Metabolite profiling across different developmental stages identified several differentially accumulated metabolites (DAMs) associated with key fatty acids: including hydroxy ricinoleic acid, ricinoleic acid methyl ester, ricinoleic acid, stearic acid, palmitic acid and linoleic acid. Three ricinoleic acid-related DAMs (hydroxy ricinoleic acid, ricinoleic acid methyl ester and ricinoleic acid) exhibited a progressive increase from stages S1 to S5, indicating significant changes in ricinoleic acid content during seed development. Expression analysis of DAMs corresponding to stearic, palmitic, and linoleic acids revealed a declining trend for mws1489, whereas mws1488 and mws1491 showed upward trends (Supplementary Table S3). These metabolomic findings are consistent with previous reports. Zhang et al. (2016b) observed that oleic, linoleic, and ricinoleic acid levels increased steadily during castor seed development, aligning with the upward trends of mws1488 and mws1491 in our study. Furthermore, Chen et al. (2007) and Wu et al. (2021) reported that ricinoleic acid was undetectable in early developmental stages but accumulated substantially during mid-to-late stages, peaking at maturity. This pattern corroborates the expression profiles of the three ricinoleic acid-related DAMs identified in our metabolome analysis (Figure 2).
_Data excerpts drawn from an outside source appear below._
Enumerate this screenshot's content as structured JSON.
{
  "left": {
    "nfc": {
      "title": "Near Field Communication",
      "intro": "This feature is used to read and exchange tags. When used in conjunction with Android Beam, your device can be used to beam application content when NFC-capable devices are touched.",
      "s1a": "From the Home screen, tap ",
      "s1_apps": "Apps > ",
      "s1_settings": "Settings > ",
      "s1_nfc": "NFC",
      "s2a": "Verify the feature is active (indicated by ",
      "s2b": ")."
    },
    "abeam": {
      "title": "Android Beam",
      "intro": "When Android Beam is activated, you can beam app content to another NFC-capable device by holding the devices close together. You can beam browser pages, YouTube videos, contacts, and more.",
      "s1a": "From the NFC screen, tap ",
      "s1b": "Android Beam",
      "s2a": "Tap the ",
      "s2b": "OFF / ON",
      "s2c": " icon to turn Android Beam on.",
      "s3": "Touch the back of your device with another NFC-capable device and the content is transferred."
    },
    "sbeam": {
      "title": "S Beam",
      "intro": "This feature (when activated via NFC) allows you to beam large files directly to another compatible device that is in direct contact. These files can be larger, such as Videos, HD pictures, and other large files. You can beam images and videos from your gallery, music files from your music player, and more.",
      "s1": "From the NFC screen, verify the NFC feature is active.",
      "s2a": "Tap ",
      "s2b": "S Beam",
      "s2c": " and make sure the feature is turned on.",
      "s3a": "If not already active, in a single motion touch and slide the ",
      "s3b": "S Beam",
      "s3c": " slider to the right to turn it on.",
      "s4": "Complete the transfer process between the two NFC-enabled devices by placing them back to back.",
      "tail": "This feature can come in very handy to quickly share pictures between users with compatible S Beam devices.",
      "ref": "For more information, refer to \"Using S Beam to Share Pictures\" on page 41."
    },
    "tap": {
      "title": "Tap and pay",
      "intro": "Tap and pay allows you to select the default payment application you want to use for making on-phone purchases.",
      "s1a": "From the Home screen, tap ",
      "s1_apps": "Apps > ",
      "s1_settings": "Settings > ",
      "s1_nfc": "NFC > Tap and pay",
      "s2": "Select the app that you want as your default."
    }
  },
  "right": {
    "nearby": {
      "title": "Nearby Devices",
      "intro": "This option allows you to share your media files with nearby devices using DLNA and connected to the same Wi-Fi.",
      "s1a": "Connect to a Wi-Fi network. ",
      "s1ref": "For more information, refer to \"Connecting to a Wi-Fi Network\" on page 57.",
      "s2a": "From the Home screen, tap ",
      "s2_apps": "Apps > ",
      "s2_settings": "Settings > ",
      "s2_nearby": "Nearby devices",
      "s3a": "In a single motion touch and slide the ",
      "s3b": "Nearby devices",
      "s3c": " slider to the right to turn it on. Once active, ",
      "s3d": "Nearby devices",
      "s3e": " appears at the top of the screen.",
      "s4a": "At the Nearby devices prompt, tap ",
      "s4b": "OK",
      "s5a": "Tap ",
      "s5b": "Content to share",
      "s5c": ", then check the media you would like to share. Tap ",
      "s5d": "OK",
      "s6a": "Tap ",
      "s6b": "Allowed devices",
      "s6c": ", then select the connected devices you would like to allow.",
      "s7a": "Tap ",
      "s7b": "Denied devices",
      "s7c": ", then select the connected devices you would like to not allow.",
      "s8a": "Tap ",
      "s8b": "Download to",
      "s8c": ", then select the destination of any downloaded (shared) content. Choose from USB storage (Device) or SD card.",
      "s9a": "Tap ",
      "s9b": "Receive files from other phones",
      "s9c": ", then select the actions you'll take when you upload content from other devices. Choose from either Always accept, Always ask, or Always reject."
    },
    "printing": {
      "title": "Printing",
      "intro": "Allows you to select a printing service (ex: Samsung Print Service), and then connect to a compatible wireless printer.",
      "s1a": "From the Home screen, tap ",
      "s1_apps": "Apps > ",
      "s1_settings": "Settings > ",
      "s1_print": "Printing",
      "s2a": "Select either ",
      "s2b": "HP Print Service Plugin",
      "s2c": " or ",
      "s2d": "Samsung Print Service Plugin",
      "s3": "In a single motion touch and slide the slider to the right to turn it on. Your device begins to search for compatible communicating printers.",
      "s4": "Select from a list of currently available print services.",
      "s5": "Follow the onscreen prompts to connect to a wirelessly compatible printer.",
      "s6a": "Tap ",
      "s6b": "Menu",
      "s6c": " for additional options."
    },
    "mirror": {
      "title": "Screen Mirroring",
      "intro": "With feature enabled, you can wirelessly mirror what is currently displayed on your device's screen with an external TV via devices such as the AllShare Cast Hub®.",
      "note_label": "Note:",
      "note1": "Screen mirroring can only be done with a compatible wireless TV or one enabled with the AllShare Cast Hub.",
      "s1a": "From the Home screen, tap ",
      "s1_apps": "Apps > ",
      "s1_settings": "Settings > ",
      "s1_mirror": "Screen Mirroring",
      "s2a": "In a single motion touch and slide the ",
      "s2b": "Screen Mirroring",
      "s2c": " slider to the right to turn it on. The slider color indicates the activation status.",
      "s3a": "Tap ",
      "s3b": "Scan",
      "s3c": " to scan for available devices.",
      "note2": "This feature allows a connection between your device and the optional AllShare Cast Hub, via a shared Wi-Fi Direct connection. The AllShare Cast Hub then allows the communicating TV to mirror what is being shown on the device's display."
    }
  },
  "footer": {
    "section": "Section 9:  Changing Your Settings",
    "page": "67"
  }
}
Transcriptomic analysis of developing castor seeds enabled the identification of key genes involved in castor oil accumulation. Wu et al. (2021) identified 10 key candidate genes (including OLEs, PXG, LACS7, PLA2, ACCase, DGAT, and PDAT) that exhibited increasing expression patterns during seed development. Similarly, Tian et al. (2019) reported 12 ricinoleic acid-related genes in Hiptage benghalensis, further supporting the functional importance of OLE, PXG, ACCase, DGAT, and PDAT in ricinoleic acid accumulation. In this study, transcriptomic analysis identified 30 genes encoding key enzymes in the ricinoleic acid biosynthesis pathway and six oil body-related proteins involved in castor oil accumulation and storage (Table 2; Supplementary Table S10). Among these, 13 genes, including OLEs, PDATs, PXGs, ACP1, ACCase, FATA1, FAH12, and DGAT2, were grouped into Cluster I, characterized by an upward expression trend during seed development (Table 2). Notably, approximately 85% of these genes, such as OLEs, PDATs, PXGs, FAH12, and DGAT2, function in the later stages of castor oil synthesis and accumulation. Their rising expression paralleled the increasing ricinoleic acid content. This co-occurrence suggests these genes are implicated in two key processes: ricinoleic acid biosynthesis (as enzymes) and castor oil accumulation/storage (as oil body-associated proteins). Additionally, the Cluster II genes with a “bell-shaped” expression trend also played a crucial role in the accumulation of ricinoleic acid in castor oil. Ten genes, including ACPs, FATB, PLA2, LPAAT2 and PLDs, were classified into this cluster (Supplementary Table S10).